Most vulnerable households in Northern Ireland will receive £1,000 of help with cost of living

  • The most vulnerable households across Northern Ireland will receive support up to £1,000 this year, including a new one-off £650 cost of living payment
  • This new UK-wide £15 billion support package is targeted towards millions of low-income households and brings the total cost of living support to £37 billion.
  • New temporary Energy Profits Levy on oil and gas firms will raise around £5 billion over the next year to help with cost of living, with a new investment allowance to encourage firms to invest in oil and gas extraction in the UK.

The significant intervention includes a new, one-off £650 payment to more than 8 million low-income households on Universal Credit, Tax Credits and legacy benefits to be made in two tranches starting in the summer, with separate one-off payments of £300 to pensioner households and £150 to individuals receiving disability benefits - groups who are most vulnerable to rising prices.

The new Cost of Living Support package will mean that the most vulnerable households in Northern Ireland will receive up to around £1,000 of extra support this year.

To ensure there is support for everyone who needs it, Mr Sunak also announced a £500 million increase for the Household Support Fund. This brings the total Household Support Fund to £1.5 billion.

To help pay for the extra support - which takes the total direct government cost of living support to £37 billion - Mr Sunak said a new temporary 25% Energy Profits Levy would be introduced for oil and gas companies, reflecting their extraordinary profits. At the same time, in order to increase the incentive to invest the new levy will include a generous new 80% investment allowance. This balanced approach allows the government to deliver support to families, while encouraging investment and growth.

The Chancellor of the Exchequer Rishi Sunak said:

I know that people in Northern Ireland are feeling the anxiety of rising bills. We are introducing a package of measures directly from the UK Government to help with the cost of living that will support the most vulnerable households in Northern Ireland by up to £1,000.

To help pay for this, we are going to introduce a temporary, targeted levy on the windfall profits the oil and gas sector is seeing due to exceptionally high oil and gas prices while still encouraging the investment that creates jobs.

There is now more certainty that households will need further support, with inflation having risen faster than forecast and Ofgem expecting a further rise in the energy price cap in October.

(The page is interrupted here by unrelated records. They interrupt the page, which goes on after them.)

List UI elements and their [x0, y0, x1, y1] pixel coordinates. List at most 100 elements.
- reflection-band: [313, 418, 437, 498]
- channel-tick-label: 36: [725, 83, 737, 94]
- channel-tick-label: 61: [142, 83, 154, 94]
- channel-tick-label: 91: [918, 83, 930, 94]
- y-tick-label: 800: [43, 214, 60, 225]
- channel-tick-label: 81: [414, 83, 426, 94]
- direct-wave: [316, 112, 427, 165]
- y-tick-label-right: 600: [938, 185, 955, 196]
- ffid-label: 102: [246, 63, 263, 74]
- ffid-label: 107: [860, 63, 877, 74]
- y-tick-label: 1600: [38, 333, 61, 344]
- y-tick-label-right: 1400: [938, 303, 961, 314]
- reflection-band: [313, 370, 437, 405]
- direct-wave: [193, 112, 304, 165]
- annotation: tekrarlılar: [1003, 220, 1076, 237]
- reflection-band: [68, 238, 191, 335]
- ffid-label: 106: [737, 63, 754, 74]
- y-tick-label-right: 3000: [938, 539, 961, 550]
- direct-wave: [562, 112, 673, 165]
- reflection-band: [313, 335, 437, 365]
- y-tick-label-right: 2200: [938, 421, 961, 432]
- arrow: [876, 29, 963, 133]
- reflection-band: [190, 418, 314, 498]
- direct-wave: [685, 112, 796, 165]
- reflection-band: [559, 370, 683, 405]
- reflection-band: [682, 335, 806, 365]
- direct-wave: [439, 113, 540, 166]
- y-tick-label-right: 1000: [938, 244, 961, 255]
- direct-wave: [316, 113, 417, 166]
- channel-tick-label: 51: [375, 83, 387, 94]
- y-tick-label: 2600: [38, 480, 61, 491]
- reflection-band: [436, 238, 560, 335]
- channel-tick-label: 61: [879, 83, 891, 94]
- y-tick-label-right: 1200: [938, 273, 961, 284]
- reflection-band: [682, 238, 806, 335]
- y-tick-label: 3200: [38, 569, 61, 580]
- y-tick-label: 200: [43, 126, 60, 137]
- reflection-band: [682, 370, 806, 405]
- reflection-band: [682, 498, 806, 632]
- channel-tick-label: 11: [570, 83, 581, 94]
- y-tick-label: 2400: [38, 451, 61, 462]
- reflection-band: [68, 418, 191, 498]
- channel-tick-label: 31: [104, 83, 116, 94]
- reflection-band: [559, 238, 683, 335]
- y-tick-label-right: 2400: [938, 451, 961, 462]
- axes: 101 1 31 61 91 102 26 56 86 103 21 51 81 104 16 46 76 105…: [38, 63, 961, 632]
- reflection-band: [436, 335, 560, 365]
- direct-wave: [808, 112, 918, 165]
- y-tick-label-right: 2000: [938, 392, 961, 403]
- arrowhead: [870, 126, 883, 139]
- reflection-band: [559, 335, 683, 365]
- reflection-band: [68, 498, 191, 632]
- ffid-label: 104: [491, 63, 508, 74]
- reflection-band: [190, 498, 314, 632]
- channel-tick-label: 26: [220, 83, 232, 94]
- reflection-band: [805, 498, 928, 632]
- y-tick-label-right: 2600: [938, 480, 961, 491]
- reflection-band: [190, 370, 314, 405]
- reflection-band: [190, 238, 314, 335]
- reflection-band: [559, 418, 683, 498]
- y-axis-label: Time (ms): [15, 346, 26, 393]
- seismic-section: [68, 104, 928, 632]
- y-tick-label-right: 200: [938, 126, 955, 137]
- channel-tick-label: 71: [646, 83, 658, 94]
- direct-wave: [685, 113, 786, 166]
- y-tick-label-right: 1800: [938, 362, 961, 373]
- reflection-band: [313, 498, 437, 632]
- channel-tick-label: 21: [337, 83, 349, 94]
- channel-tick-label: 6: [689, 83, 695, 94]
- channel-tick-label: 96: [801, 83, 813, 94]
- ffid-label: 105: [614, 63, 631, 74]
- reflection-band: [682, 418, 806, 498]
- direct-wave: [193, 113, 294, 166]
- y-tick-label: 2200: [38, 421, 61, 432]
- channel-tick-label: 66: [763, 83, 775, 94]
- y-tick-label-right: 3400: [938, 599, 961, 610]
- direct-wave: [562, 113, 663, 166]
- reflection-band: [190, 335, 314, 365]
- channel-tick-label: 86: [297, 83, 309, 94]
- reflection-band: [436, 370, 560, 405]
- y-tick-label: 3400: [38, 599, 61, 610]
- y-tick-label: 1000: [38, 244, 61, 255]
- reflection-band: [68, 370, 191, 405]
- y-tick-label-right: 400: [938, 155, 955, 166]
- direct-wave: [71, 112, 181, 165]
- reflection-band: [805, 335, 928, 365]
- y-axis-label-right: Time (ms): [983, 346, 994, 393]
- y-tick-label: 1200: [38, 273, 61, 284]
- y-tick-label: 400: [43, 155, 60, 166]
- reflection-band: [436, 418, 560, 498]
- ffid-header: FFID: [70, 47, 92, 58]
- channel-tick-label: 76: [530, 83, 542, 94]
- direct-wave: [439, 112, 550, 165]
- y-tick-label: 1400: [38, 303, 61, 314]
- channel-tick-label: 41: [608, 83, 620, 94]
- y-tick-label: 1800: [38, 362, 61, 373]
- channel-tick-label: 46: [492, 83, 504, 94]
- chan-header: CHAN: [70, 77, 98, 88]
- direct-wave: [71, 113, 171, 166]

So as part of the government's targeted support, the Chancellor announced that around eight million of the lowest income households on Universal Credit, Tax Credits, and legacy benefits will receive an automatic £650 cost of living payment in two instalments via the welfare system this year. Today's announcement is on top of the government's existing £22 billion cost of living support which includes February's energy bills intervention and action taken at this year's Spring Statement including a £330 tax cut for millions of workers through the NICs threshold increase in July and 5p cut to fuel duty.

Energy Profits Levy

Surging commodity prices, driven in part by Russia's war on Ukraine, has meant that the oil and gas sector have been making extraordinary profits. Ministers have been clear that they want to see the sector reinvest these profits in oil and gas extraction in the UK.

In order both to fairly tax the extraordinary profits and encourage investment, the Chancellor announced a temporary new Energy Profits Levy with a generous investment allowance built in. This nearly doubles the tax relief available and means the more investment a firm makes, the less tax it will pay.

The new Levy will be charged on oil and gas company profits at a rate of 25% and is expected to raise around £5 billion in its first 12 months, which will go towards easing the burden on families. It will be temporary, and if oil and gas prices return to historically more normal levels, will be phased out.

The new Investment Allowance, similar in style to the super-deduction, incentivises companies to invest through saving them 91p for every £1 they invest. This nearly doubles the tax relief available and means the more a company invests, the less tax they will pay.

The government expects the combination of the Levy and the new investment allowance to lead to an overall increase in investment, and the OBR will take account of this policy in their next forecast.

The Levy does not apply to the electricity generation sector - where extraordinary profits are also being made due to the impact that rising gas prices have on the price paid for electricity in the UK market, which has also been making extraordinary profits partly due to record gas prices but also due to how the market works. As set out in the Energy Security Strategy the government is consulting with the power generation sector and investors to drive forward energy market reforms and ensure that the price paid for electricity is more reflective of the costs of production.

The Chancellor announced today that the Treasury will urgently evaluate the scale of these extraordinary profits and the appropriate steps to take.

During the announcement, the Chancellor also set out the government's strategy to control inflation through independent monetary policy, fiscal responsibility, and supply side activism - a plan he said that should see inflation come down and returning to its target over time.